The Alaska's Legislature's spiffy new office building is nearly ready for the Legislative session with the Juneau and the Alaska public among its big beneficiaries.
The Thomas B. Stewart Legislative Office building, which has been under renovation at a cost of $5.5 million, is already being occupied.
Some trim in the skybridge and terrazzo tile in the stairwell are yet to be completed, said Pam Varni, executive director of the Legislative Affairs Agency, which operates the complex.
Juneau Mayor Bruce Botelho, who helped get the project started, said it is important for the Juneau to have a strong legislative presence as part of its role as a capital city.
"State government is a core part of who we are and how we identify ourselves as a city," he said.
The new building is the third in the Capitol complex along with the Capitol itself and the Terry Miller Legislative Office Building.
Juneau provided a boost to the project by buying the former Scottish Rite Temple from the Masons for $725,000, and selling it to the Legislature for $1.
Botelho said the Masons knew how valuable the property could be to Juneau.
"The lodge was well aware of the potential value in terms of legislative use, and were civic-minded in wanting to come to the city to sell it," Botelho said.
Varni said the new building will make it easier for legislative staff to operate, as well as for the public.
Offices in the building will include the clerk of the House of Representatives, the House and Senate records offices, House and Senate conference rooms, the Beltz committee room, the Senate Majority press office, the Budget and Audit office, Discovery Preschool and a public lounge.
The Stewart building will add 14,000 square feet of office space to the Capitol complex, which makes up about 12 percent of the total space.
For the public, the most notable addition may be a lounge. Legislative staffers say an area in which groups of constituents can gather and plan their office visits has long been needed.

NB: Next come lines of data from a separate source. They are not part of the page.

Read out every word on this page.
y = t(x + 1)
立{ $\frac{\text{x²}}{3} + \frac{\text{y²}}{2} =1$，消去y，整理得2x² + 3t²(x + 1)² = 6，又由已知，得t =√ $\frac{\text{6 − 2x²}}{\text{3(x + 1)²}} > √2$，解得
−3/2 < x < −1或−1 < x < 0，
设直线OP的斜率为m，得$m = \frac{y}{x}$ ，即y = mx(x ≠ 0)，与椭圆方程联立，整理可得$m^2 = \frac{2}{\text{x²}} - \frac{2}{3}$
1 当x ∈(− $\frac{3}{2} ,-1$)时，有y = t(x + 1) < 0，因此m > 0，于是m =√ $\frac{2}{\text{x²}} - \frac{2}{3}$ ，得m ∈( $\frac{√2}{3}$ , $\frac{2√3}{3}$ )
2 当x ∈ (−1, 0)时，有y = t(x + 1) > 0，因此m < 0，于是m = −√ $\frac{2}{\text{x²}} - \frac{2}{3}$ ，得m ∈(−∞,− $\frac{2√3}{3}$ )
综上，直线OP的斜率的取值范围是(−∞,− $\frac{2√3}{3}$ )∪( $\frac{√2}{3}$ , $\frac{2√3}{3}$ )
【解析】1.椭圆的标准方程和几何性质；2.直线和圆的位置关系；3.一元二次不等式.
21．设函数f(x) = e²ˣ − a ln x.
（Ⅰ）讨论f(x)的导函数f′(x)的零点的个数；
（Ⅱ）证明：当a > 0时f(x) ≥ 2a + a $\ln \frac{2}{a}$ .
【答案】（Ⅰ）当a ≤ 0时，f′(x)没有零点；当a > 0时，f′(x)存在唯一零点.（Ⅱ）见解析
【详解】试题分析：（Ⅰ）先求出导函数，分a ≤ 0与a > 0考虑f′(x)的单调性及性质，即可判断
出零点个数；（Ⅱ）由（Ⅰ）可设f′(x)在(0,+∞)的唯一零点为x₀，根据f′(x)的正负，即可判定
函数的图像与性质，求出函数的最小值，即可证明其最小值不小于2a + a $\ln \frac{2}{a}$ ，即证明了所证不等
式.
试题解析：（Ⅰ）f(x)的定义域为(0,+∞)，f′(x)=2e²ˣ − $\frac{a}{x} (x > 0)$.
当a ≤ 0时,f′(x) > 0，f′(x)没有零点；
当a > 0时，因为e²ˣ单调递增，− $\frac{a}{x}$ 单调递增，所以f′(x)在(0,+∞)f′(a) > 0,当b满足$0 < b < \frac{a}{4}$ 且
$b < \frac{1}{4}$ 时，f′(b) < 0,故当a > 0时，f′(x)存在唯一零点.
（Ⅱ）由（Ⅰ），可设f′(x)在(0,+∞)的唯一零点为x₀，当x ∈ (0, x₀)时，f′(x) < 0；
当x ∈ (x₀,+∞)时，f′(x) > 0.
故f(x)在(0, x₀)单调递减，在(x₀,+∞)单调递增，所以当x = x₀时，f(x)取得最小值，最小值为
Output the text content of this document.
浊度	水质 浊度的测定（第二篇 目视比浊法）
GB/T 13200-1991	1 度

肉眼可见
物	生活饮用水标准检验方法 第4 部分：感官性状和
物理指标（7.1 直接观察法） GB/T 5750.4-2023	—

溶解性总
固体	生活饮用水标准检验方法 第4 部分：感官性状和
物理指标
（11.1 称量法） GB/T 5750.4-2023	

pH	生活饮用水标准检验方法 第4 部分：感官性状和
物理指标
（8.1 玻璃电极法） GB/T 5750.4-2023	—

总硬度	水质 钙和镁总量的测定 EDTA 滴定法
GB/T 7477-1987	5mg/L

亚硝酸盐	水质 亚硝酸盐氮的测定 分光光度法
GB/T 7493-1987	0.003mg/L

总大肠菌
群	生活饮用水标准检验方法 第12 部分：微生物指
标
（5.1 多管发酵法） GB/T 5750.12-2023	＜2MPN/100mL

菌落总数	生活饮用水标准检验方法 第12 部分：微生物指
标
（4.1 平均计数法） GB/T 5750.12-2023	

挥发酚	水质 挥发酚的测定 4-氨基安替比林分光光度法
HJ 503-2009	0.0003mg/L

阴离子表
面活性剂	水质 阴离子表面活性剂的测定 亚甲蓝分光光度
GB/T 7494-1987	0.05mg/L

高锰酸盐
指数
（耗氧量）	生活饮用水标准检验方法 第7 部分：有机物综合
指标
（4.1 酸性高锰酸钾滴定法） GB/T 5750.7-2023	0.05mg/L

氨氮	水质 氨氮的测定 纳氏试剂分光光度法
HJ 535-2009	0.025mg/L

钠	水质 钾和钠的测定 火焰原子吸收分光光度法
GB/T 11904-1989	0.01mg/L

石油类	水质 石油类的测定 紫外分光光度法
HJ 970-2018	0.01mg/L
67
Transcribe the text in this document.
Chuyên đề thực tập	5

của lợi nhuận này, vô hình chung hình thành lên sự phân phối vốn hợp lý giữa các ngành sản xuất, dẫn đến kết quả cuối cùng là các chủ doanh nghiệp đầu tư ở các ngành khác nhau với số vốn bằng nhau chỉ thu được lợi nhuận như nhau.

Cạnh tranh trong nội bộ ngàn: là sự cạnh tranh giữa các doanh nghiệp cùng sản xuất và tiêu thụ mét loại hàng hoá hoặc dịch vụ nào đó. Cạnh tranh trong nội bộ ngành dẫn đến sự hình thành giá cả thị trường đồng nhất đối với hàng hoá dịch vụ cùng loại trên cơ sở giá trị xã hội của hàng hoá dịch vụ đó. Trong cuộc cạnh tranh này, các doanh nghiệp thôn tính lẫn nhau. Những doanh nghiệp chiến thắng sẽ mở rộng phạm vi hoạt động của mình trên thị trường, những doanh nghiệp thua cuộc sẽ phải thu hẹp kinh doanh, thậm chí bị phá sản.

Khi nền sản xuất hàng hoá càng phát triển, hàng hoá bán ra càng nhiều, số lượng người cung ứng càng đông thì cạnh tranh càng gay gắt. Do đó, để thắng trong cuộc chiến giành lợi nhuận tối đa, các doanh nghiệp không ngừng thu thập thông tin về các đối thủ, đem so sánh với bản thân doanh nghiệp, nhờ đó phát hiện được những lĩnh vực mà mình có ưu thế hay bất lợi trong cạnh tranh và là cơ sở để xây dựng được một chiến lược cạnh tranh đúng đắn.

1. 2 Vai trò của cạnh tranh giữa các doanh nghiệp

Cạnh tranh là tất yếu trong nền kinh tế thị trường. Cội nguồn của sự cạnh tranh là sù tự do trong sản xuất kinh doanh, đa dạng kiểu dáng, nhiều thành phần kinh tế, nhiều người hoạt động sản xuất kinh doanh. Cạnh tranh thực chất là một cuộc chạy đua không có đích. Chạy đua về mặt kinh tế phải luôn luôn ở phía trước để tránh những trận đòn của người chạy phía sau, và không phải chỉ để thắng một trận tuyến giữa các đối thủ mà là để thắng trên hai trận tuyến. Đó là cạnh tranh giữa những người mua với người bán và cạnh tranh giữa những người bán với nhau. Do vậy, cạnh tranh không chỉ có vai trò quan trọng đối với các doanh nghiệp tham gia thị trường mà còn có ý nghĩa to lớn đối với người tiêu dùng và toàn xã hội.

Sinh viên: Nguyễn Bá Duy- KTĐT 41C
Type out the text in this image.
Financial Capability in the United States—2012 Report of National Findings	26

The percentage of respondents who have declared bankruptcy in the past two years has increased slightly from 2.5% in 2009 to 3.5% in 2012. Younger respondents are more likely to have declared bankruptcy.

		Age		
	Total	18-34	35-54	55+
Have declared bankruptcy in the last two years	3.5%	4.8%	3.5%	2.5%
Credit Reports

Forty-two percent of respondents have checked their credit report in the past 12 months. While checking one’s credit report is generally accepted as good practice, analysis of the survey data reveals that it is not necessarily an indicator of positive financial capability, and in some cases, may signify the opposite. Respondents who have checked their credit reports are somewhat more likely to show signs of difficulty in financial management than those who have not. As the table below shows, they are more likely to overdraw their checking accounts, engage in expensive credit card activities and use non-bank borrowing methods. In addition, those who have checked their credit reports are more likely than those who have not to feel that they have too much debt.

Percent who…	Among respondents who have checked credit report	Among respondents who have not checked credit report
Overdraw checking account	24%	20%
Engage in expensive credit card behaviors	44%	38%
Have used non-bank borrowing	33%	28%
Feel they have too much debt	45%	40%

Varni said the lounge not only has comfortable couches, but a big-screen TV tuned to Gavel-to-Gavel and wireless Internet.
"There has always been a demand for this, so we knew it was really needed," Varni said.
The lounge has coffee, and a soft drink vending machine.
Works from top Alaskan artists hang on the walls, and Juneau residents will likely note that one of those artists already has a legislative connection. Juneau's Rie Muoz's daughter-in-law, Cathy Muoz, represents the Mendenhall Valley in the House of Representatives.
Another public lounge will remain as well; a much smaller one in the foyer by the back door on the second floor.
From outside the annex, the building's most notable feature is a skybridge connecting it to the Capitol. The bridge cost as much as $250,000 to construct, but Varni said it is crucial in tying the new space with the existing building.
The skybridge enters the Capitol on the second floor, where Rep. John Coghill, R-North Pole, had his office before becoming a senator.
The skybridge also will be on the four-story Stewart building's second floor, after the floors are renumbered to line up with the Capitol building's.
The building itself is named after Thomas B. Stewart, a legendary Alaskan who both helped build the state and develop Juneau. Shepherding a bill naming the building for Stewart was one of the last official acts of former Sen. Kim Elton, D-Juneau, before heading for an Obama administration position in Washington, D.C.
A formal dedication will take place later in the session, when members of Judge Stewart's family are able to attend and a new plaque has been prepared, Varni said.